Where do you find crazy tips like that? Dive into these sites:
- SlickDeals: SlickDeals has a Hot Deals forum that’s bustling with great deals due to competition between posters. Tune in and get a constantly updating list of the best deals around the web. You can find the dedicated Black Friday forum here. You can also set up alerts for items you want, and save yourself the trouble of browsing the forums.
- GottaDeal: GottaDeal doesn’t get as much coverage as Fat Wallet and SlickDeals, but the forums have been around for nearly ten years, and there is a pretty large base of posters scouring the web and posting deals in their forums. You’ll even see a set of forums highlighted on the home page that is dedicated to Black Friday deals.
- Reddit: Reddit has a number of deal-hunting subreddits.

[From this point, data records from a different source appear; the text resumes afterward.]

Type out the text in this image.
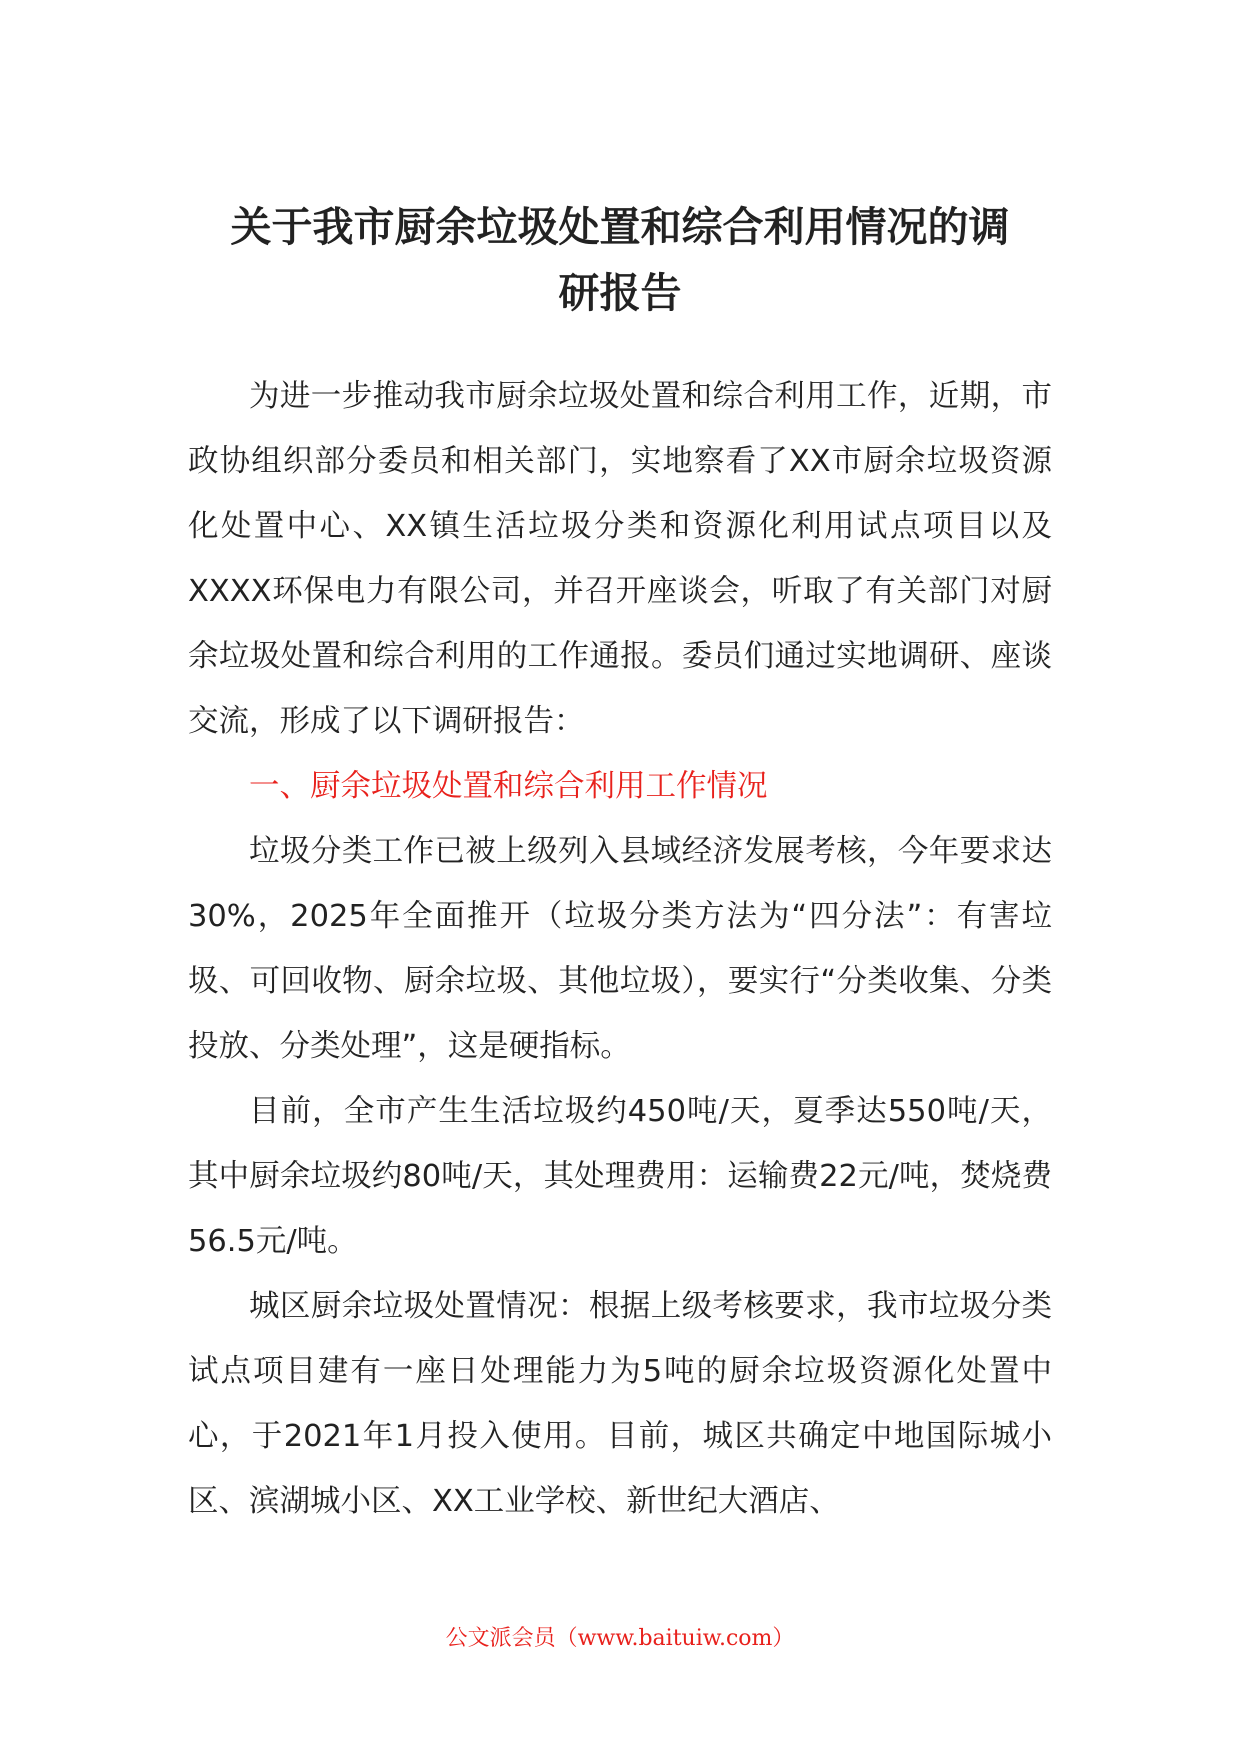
关于我市厨余垃圾处置和综合利用情况的调
研报告

为进一步推动我市厨余垃圾处置和综合利用工作，近期，市政协组织部分委员和相关部门，实地察看了XX市厨余垃圾资源化处置中心、XX镇生活垃圾分类和资源化利用试点项目以及XXXX环保电力有限公司，并召开座谈会，听取了有关部门对厨余垃圾处置和综合利用的工作通报。委员们通过实地调研、座谈交流，形成了以下调研报告：

一、厨余垃圾处置和综合利用工作情况

垃圾分类工作已被上级列入县域经济发展考核，今年要求达30%，2025年全面推开（垃圾分类方法为“四分法”：有害垃圾、可回收物、厨余垃圾、其他垃圾），要实行“分类收集、分类投放、分类处理”，这是硬指标。

目前，全市产生生活垃圾约450吨/天，夏季达550吨/天，其中厨余垃圾约80吨/天，其处理费用：运输费22元/吨，焚烧费56.5元/吨。

城区厨余垃圾处置情况：根据上级考核要求，我市垃圾分类试点项目建有一座日处理能力为5吨的厨余垃圾资源化处置中心，于2021年1月投入使用。目前，城区共确定中地国际城小区、滨湖城小区、XX工业学校、新世纪大酒店、

公文派会员（www.baituiw.com）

One of our favorites, naturally, is the r/buildapcsales subreddit, which is aimed at finding deals on computers and computer parts. These subject-specific deal subreddits are great if you’re shopping around any time of year, too.
As we mentioned above, the people who make these forums their virtual stomping grounds are serious deal hunters. They’re not checking in for Black Friday; they’re hunting the internet for deals every day of the year. If someone posts a Black Friday ad or link that’s peddling an inflated-price item with a fake Black Friday markdown, they’ll be the first to tell you that it’s a rip-off.
Armed with these tips and tricks, you can avoid stores, comparison shop effectively, and get back to spending time with friends and family over the holiday weekend.